Sometimes the simplest craft ideas have a way of going south. I decided to make snowglobes for everyone to give out at the office Christmas party. I read up about how to make snowglobes on number of craft blogs; they seemed pretty straightforward. To make the figures I got a package of plain white Sculpey, which is cheaper that buying a bunch of colors. I figured that I could paint the figurines after I baked the Sculpey. But then it occurred to me that it would probably need to be enamel paint to survive a long time underwater so I got a set of model paint. That was fine, though the smell of the model paint made me queasy and I couldn't figure out why it was taking so long to dry. I finally looked at the package and discovered that the dry time could easily be 72 hours or more. So I pitched the first set of figures and went back to the store to buy colored Sculpey.
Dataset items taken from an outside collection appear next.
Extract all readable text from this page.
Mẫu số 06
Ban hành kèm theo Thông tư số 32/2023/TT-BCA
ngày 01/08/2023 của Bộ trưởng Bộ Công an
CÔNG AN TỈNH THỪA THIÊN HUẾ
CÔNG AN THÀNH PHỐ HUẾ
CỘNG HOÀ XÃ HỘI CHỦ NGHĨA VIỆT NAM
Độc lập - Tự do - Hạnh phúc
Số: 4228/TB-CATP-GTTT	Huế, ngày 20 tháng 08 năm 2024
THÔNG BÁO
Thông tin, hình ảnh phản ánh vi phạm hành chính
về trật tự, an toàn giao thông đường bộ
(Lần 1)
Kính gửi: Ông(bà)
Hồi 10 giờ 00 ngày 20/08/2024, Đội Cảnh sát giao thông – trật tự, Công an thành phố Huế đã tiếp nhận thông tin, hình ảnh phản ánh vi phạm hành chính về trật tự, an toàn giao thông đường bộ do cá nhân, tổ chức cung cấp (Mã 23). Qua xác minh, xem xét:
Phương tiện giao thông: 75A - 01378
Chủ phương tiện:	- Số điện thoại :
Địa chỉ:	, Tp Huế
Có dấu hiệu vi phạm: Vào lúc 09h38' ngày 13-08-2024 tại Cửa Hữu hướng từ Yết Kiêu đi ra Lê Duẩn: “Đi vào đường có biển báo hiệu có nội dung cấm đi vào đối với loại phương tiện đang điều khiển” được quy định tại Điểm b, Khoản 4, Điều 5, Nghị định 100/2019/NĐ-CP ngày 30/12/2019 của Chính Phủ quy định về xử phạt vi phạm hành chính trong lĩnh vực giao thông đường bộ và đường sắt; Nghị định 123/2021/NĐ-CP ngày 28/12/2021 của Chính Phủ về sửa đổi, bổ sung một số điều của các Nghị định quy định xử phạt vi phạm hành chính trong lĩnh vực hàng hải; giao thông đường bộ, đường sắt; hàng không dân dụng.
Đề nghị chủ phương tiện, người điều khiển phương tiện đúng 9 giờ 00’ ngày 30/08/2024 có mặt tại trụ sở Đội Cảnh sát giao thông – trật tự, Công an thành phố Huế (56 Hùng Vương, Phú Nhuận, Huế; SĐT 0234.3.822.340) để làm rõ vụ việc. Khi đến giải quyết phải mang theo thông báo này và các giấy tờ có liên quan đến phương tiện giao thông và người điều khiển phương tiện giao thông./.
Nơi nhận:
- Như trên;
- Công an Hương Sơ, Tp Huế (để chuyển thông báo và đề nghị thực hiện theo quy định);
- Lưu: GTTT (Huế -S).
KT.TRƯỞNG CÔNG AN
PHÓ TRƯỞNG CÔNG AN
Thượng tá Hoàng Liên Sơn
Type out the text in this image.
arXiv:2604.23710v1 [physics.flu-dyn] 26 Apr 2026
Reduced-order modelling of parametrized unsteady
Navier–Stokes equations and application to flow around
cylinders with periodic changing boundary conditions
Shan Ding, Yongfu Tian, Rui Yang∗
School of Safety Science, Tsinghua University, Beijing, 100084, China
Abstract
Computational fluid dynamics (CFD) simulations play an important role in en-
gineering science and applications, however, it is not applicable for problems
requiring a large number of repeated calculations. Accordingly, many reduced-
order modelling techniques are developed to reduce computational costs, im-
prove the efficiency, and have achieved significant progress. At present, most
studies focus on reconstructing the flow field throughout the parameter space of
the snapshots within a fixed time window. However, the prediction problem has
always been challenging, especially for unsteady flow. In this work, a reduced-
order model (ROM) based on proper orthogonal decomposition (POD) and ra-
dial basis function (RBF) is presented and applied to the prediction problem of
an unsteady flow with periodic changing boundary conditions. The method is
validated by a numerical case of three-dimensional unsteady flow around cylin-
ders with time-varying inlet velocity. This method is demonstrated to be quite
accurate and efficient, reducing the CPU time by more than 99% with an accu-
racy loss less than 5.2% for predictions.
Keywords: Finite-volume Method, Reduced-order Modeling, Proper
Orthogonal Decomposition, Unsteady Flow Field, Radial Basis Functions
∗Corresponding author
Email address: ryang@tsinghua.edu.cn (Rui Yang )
The colored Sculpey worked fine but the silicone glue I used to adhere the figures to the spice jar inserts didn't work very well because the inserts were too flexible. Also, no matter how much glycerine I added to the water I couldn't make the glitter fall slowly. I went back to the store and bought different kinds of glitter but nothing worked any better. Then I tried eggshells; that was a disaster. I finally decided just to put in some water and glitter in the jars and present them as rather lame snowglobes but even screwing the lids on was difficult and I cut up my hands. Nonetheless, when I showed up the the Christmas party with the snowglobes and bandaids all over my hands people seemed happy enough. Jane was particularly happy to see that her snowman was sporting an "N" for Nebraska on his red hat.
I struggled this summer against carving a figure when I took my stonecarving class. Not sure why. All those years of drawing figures and then I just stopped. However, last week I found a life-drawing group--a lovely group of people in a wonderful space (see below)--and I decided to go and just...draw. No expectations of creating "art" at this point. They meet on Saturdays and Sundays for the standard 3 hours. Life drawing sessions are always the same; you could be anywhere in the world and know the drill - short poses leading up to longer ones. Best of all, it's just a couple of blocks from where I live.
Pano shot of the large room for life-drawing. The basement walls are an amazing texture.
In all of my ePortfolio work I talk about using the blog as an engine for collecting evidence and tagging that evidence so that during the selection process it is easy to filter. But I never follow my own advice. So as of today (1/15/13) I am going to begin dumping things in here and see if I can train myself to get in the habit of posting something at least once a week.